Scientific analysis has highlighted the difficulties to achieve greenhouse gas emission neutrality solely through mitigation efforts. To compensate for this, land-based GHG removal options are being assessed for the removal of carbon dioxide from the atmosphere. These options include afforestation or reforestation, wetland restoration, soil carbon sequestration, biochar, terrestrial enhanced weathering, and bioenergy with carbon capture and storage.

IIASA researchers studied the risks associated with these land-based GHG removal options and their impacts in terms of Nature's Contributions to People (NCP) and the UN Sustainable Development Goals (SDGs). NCP is The Intergovernmental Science-Policy Platform, strengthening human wellbeing and sustainable development. The results indicated that all land-based GHG removal options delivered positive impacts; specifically, wetland restoration and soil carbon sequestration deliver positive impacts which could be taken up immediately. However, risk management is still needed for the other four options to ensure negative impacts including increased competition for available land are avoided.

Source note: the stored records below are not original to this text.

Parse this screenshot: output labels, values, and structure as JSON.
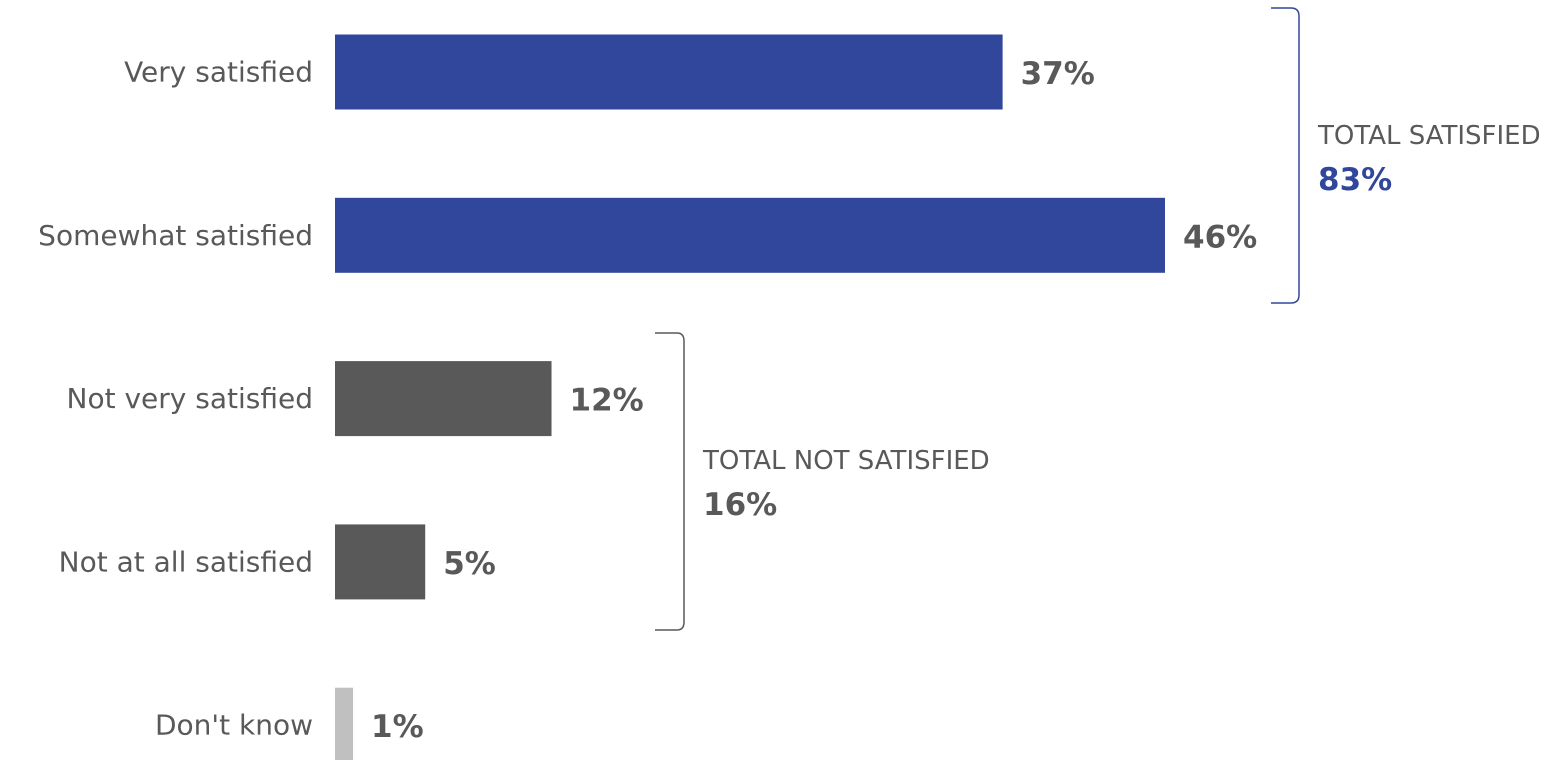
{
  "chart_data": {
    "type": "bar",
    "orientation": "horizontal",
    "categories": [
      "Very satisfied",
      "Somewhat satisfied",
      "Not very satisfied",
      "Not at all satisfied",
      "Don't know"
    ],
    "values": [
      37,
      46,
      12,
      5,
      1
    ],
    "value_labels": [
      "37%",
      "46%",
      "12%",
      "5%",
      "1%"
    ],
    "bar_colors": [
      "#31479b",
      "#31479b",
      "#595959",
      "#595959",
      "#c0c0c0"
    ],
    "xlim": [
      0,
      46
    ],
    "grid": false,
    "groups": [
      {
        "title": "TOTAL SATISFIED",
        "value": "83%",
        "members": [
          "Very satisfied",
          "Somewhat satisfied"
        ],
        "bracket_color": "#31479b",
        "value_color": "#31479b"
      },
      {
        "title": "TOTAL NOT SATISFIED",
        "value": "16%",
        "members": [
          "Not very satisfied",
          "Not at all satisfied"
        ],
        "bracket_color": "#595959",
        "value_color": "#595959"
      }
    ]
  },
  "colors": {
    "label_text": "#595959"
  }
}
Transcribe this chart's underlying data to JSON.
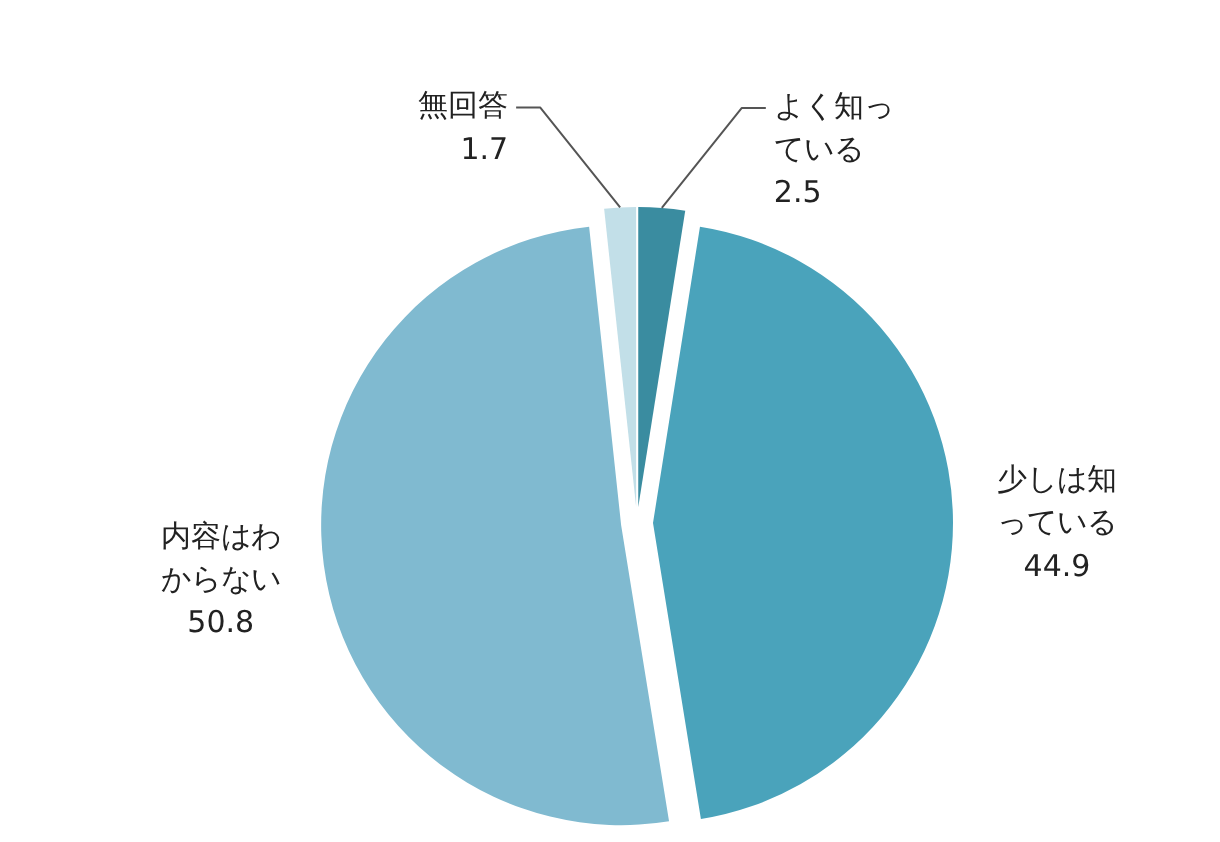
{
  "chart_data": {
    "type": "pie",
    "categories": [
      "よく知っている",
      "少しは知っている",
      "内容はわからない",
      "無回答"
    ],
    "values": [
      2.5,
      44.9,
      50.8,
      1.7
    ],
    "colors": [
      "#3a8ca0",
      "#4aa3bb",
      "#80bad0",
      "#c2dfe8"
    ],
    "data_labels": true
  }
}
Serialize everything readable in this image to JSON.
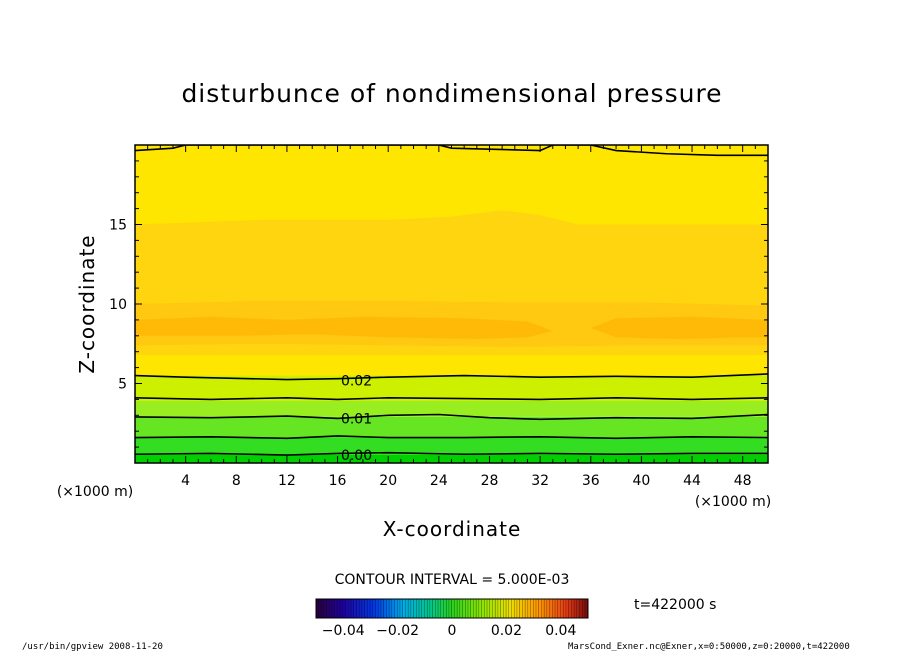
{
  "chart_data": {
    "type": "contour",
    "title": "disturbunce of nondimensional pressure",
    "xlabel": "X-coordinate",
    "ylabel": "Z-coordinate",
    "x_unit": "(×1000 m)",
    "y_unit": "(×1000 m)",
    "xlim": [
      0,
      50
    ],
    "ylim": [
      0,
      20
    ],
    "x_ticks": [
      4,
      8,
      12,
      16,
      20,
      24,
      28,
      32,
      36,
      40,
      44,
      48
    ],
    "y_ticks": [
      5,
      10,
      15
    ],
    "contour_interval_text": "CONTOUR INTERVAL = 5.000E-03",
    "contour_labels": [
      {
        "text": "0.02",
        "x": 17.5,
        "z": 5.2
      },
      {
        "text": "0.01",
        "x": 17.5,
        "z": 2.8
      },
      {
        "text": "0.00",
        "x": 17.5,
        "z": 0.5
      }
    ],
    "contour_lines": [
      {
        "level": 0.0,
        "points": [
          [
            0,
            0.55
          ],
          [
            6,
            0.6
          ],
          [
            12,
            0.5
          ],
          [
            16,
            0.6
          ],
          [
            20,
            0.65
          ],
          [
            26,
            0.55
          ],
          [
            32,
            0.6
          ],
          [
            38,
            0.55
          ],
          [
            44,
            0.6
          ],
          [
            50,
            0.6
          ]
        ]
      },
      {
        "level": 0.005,
        "points": [
          [
            0,
            1.6
          ],
          [
            6,
            1.65
          ],
          [
            12,
            1.55
          ],
          [
            16,
            1.7
          ],
          [
            20,
            1.6
          ],
          [
            26,
            1.6
          ],
          [
            32,
            1.65
          ],
          [
            38,
            1.55
          ],
          [
            44,
            1.65
          ],
          [
            50,
            1.6
          ]
        ]
      },
      {
        "level": 0.01,
        "points": [
          [
            0,
            2.9
          ],
          [
            6,
            2.85
          ],
          [
            12,
            2.95
          ],
          [
            16,
            2.8
          ],
          [
            20,
            3.0
          ],
          [
            24,
            3.05
          ],
          [
            28,
            2.85
          ],
          [
            32,
            2.75
          ],
          [
            38,
            2.85
          ],
          [
            44,
            2.8
          ],
          [
            50,
            3.05
          ]
        ]
      },
      {
        "level": 0.015,
        "points": [
          [
            0,
            4.1
          ],
          [
            6,
            4.0
          ],
          [
            12,
            4.1
          ],
          [
            16,
            4.0
          ],
          [
            20,
            4.1
          ],
          [
            26,
            4.05
          ],
          [
            32,
            4.0
          ],
          [
            38,
            4.1
          ],
          [
            44,
            4.0
          ],
          [
            50,
            4.1
          ]
        ]
      },
      {
        "level": 0.02,
        "points": [
          [
            0,
            5.5
          ],
          [
            4,
            5.4
          ],
          [
            12,
            5.25
          ],
          [
            16,
            5.3
          ],
          [
            20,
            5.4
          ],
          [
            26,
            5.5
          ],
          [
            32,
            5.4
          ],
          [
            38,
            5.45
          ],
          [
            44,
            5.4
          ],
          [
            50,
            5.6
          ]
        ]
      },
      {
        "level": 0.025,
        "points": [
          [
            0,
            19.65
          ],
          [
            3,
            19.8
          ],
          [
            4,
            20
          ],
          [
            24,
            20
          ],
          [
            25,
            19.8
          ],
          [
            32,
            19.65
          ],
          [
            33,
            20
          ],
          [
            36,
            20
          ],
          [
            38,
            19.65
          ],
          [
            42,
            19.45
          ],
          [
            46,
            19.35
          ],
          [
            50,
            19.35
          ]
        ]
      }
    ],
    "filled_bands": [
      {
        "color": "#00d000",
        "points": [
          [
            0,
            0
          ],
          [
            50,
            0
          ],
          [
            50,
            0.5
          ],
          [
            0,
            0.5
          ]
        ]
      },
      {
        "color": "#33dd22",
        "points": [
          [
            0,
            0.5
          ],
          [
            50,
            0.5
          ],
          [
            50,
            1.6
          ],
          [
            0,
            1.6
          ]
        ]
      },
      {
        "color": "#66e622",
        "points": [
          [
            0,
            1.6
          ],
          [
            50,
            1.6
          ],
          [
            50,
            2.9
          ],
          [
            0,
            2.9
          ]
        ]
      },
      {
        "color": "#99ee22",
        "points": [
          [
            0,
            2.9
          ],
          [
            50,
            2.9
          ],
          [
            50,
            3.9
          ],
          [
            0,
            3.9
          ]
        ]
      },
      {
        "color": "#ccf000",
        "points": [
          [
            0,
            3.9
          ],
          [
            50,
            3.9
          ],
          [
            50,
            5.5
          ],
          [
            0,
            5.5
          ]
        ]
      },
      {
        "color": "#ffe600",
        "points": [
          [
            0,
            5.5
          ],
          [
            50,
            5.5
          ],
          [
            50,
            20
          ],
          [
            0,
            20
          ]
        ]
      },
      {
        "color": "#ffd510",
        "points": [
          [
            0,
            6.8
          ],
          [
            50,
            6.8
          ],
          [
            50,
            15
          ],
          [
            35,
            15
          ],
          [
            32,
            15.6
          ],
          [
            29,
            15.9
          ],
          [
            25,
            15.5
          ],
          [
            20,
            15.3
          ],
          [
            10,
            15.3
          ],
          [
            0,
            15
          ]
        ]
      },
      {
        "color": "#ffc811",
        "points": [
          [
            0,
            7.4
          ],
          [
            10,
            7.5
          ],
          [
            20,
            7.4
          ],
          [
            30,
            7.3
          ],
          [
            40,
            7.4
          ],
          [
            50,
            7.4
          ],
          [
            50,
            9.9
          ],
          [
            40,
            10.1
          ],
          [
            30,
            10.1
          ],
          [
            20,
            10.2
          ],
          [
            10,
            10.2
          ],
          [
            0,
            10.0
          ]
        ]
      },
      {
        "color": "#ffba08",
        "points": [
          [
            0,
            8.0
          ],
          [
            8,
            8.0
          ],
          [
            14,
            8.1
          ],
          [
            20,
            7.9
          ],
          [
            27,
            7.8
          ],
          [
            31,
            7.9
          ],
          [
            33,
            8.3
          ],
          [
            31,
            8.9
          ],
          [
            26,
            9.1
          ],
          [
            18,
            9.2
          ],
          [
            12,
            9.0
          ],
          [
            6,
            9.2
          ],
          [
            0,
            9.0
          ]
        ]
      },
      {
        "color": "#ffba08",
        "points": [
          [
            36,
            8.5
          ],
          [
            38,
            7.9
          ],
          [
            43,
            7.8
          ],
          [
            48,
            7.9
          ],
          [
            50,
            7.9
          ],
          [
            50,
            9.0
          ],
          [
            44,
            9.2
          ],
          [
            38,
            9.1
          ]
        ]
      }
    ],
    "colorbar": {
      "ticks": [
        -0.04,
        -0.02,
        0,
        0.02,
        0.04
      ],
      "tick_labels": [
        "−0.04",
        "−0.02",
        "0",
        "0.02",
        "0.04"
      ],
      "range": [
        -0.05,
        0.05
      ]
    },
    "time_label": "t=422000 s"
  },
  "footer": {
    "left": "/usr/bin/gpview   2008-11-20",
    "right": "MarsCond_Exner.nc@Exner,x=0:50000,z=0:20000,t=422000"
  }
}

Co-author of the report, Florian Kraxner, Head of the IIASA Center for Landscape Resilience and Management and deputy director of the institute's Ecosystems Services and Management Program explained, ‘For options that present specific risks at scale or those that are not as well understood, more research is required, and demonstration projects need to proceed with caution. For options that present low risks and provide cobenefits, implementation can proceed more rapidly following no-regrets principles.’